This short article will describe informally how we calibrate the multi-camera rig used in the research lab I work at. I worked on this exact problem during my end-of-studies internship and you can download my report on the main page if you want to dive in the mathematical details of the matter.
In order to reconstruct an object, we first have to calibrate the cameras. This means that we want to know with a high accuracy where the cameras are located in relation to each other, and where they are pointing to. We also need to know how the rays of light are bent by the lenses so that we can reverse the projection process: that is to say, we want to compute the direction of the ray of light which landed on a given pixel. The simplest way to do this is to use a calibration pattern such as a checkerboard, as shown below.
We can easily detect the location of the corners of the pattern in the image using OpenCV. Since we know the geometry of the pattern we can fully calibrate the camera with a few 2D-3D correspondences. You can have a look at this OpenCV tutorial if you want to know the details. We can use this knowledge to create a simple reconstruction setup at home as shown in the images above. The calibration pattern is printed on a sheet of paper placed on a turntable made using Lego pieces. The phone is placed on a stand to keep it still.
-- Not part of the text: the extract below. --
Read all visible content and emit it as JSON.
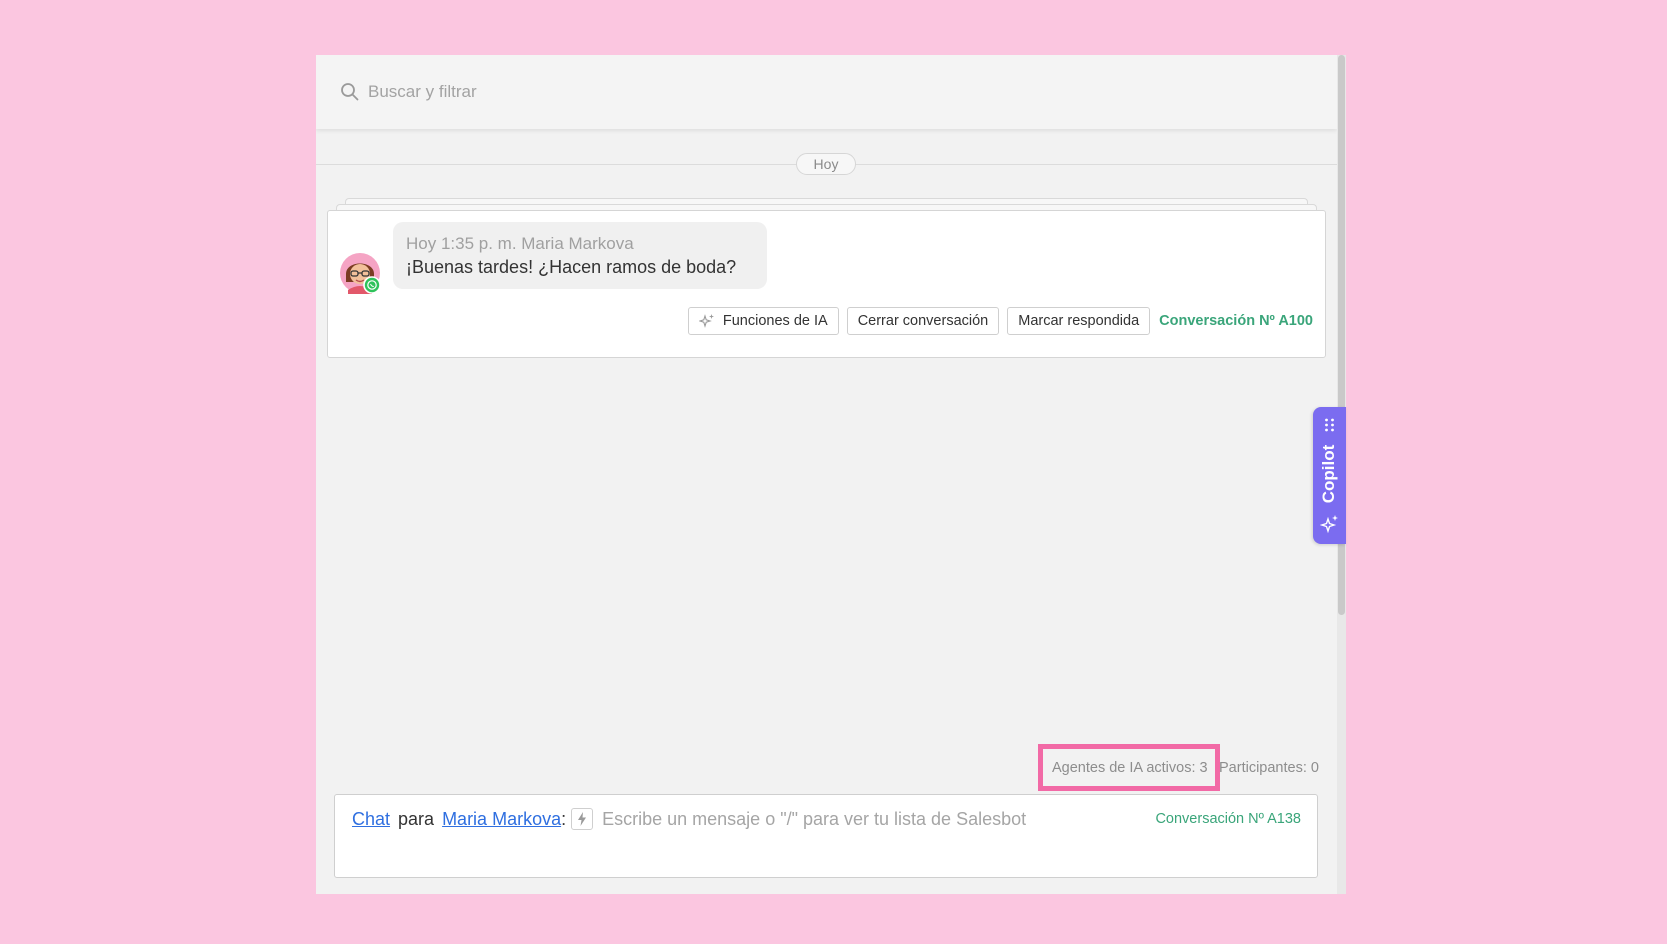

All we have to do is take a picture of the calibration pattern at several angles to calibrate the cameras. We can then place a figurine and take pictures at the same angles to obtain calibrated images as well as background images for the reconstruction. This works well as long as the turntable is stable enough to support the weight of the figurine.
However, we cannot apply the same idea for a multi-camera rig: not all cameras are looking downwards so we cannot print a calibration pattern on the ground. Instead, we use a calibration tool with bright LEDs that we move in the dark. As with the checkerboard pattern, we first want to establish 2D-3D correspondences between the projection of the LEDs in the images and their physical location on the calibration tool. Since we don't know the global orientation of the calibration tool yet, we work in its own planar reference frame.
The very first step is to find the location of the LEDs in the images. To do so, I decided to use an iterative approach. I process the image in 16x16 squares with some overlap. After the first detection pass, I only keep the ones containing sufficiently bright pixels. Then, I re-center each square on the location of the bright spot found previously and recompute its location based on the new bounds of the square. I also fit an ellipse, depicted with the white band in the images below. A spot is removed if its ellipse is too elongated, which can happen due to motion blur. I iterate this procedure five times in total. The location found at the first iteration is very noisy since the squares may be initially missing some of the pixels of the spot. During the following iterations, the squares are moved and converge to the location of the brightest spot in their neighborhood.
iteration 0
iteration 1
iteration 2
iteration 3
iteration 4
final result
Then, I keep only the 7 brightest spots and fit two lines on them in order to identify the vertical and horizontal bars of the calibration tool. I then call the OpenCV function calibrateCamera with the 2D-3D matches that have been established. This gives a calibration of each camera independently of the others: each camera knows its orientation with respect to the calibration tool but has no idea where the other cameras are in space. We can obtain a rigid transform from one camera to another by chaining the rigid transforms: from one camera to the calibration tool and then from the calibration tool to another camera. We can obtain a better estimate by averaging over multiple frames. We can then bring all the cameras in the same reference frame by chaining the transforms between pairs of cameras.
Finally, we can boost the precision by optimizing all the parameters together with a non-linear optimization called bundle adjustment. At the end, we obtain the position and rotation of all the cameras in single reference frame, as well as the trajectory of the calibration tool, as shown below. Importantly, we also obtain the intrinsic parameters of the cameras: their focal length as well as an estimation of the distorsion induced by the curved lenses.
Using this procedure, we can obtain an average reprojection error of about 0.2 pixels, much smaller than a pixel. Unfortunately, the calibration is not stable in time and must be performed often, typically everyday. This is mainly because of the thermal expansion of the steel beams holding the roof which sag and contract as temperature changes, moving the cameras mounted to them. Another source of error comes from the lenses of the cameras which are also affected by thermal expansion. The cameras tend to heat up when in use so we have to wait about half an hour before doing the calibration.
During my internship, I also worked on self-calibration (see my report for more details), also called auto-calibration, which attempts to do the same as the above without relying on an object of known geometry. The goal is to calibrate the cameras using only 2D matches between the images, instead of 2D-3D matches between an image and an object. My conclusion was that it is as accurate as the other method but obtaining sufficiently many robust matches between two images can be problematic, which is why we still rely on a calibration tool. The added advantage of the calibration tool is that it is easier the obtain a uniform coverage of the field of view of the cameras, whereas auto-calibration can only rely on the 2D matches that have been found.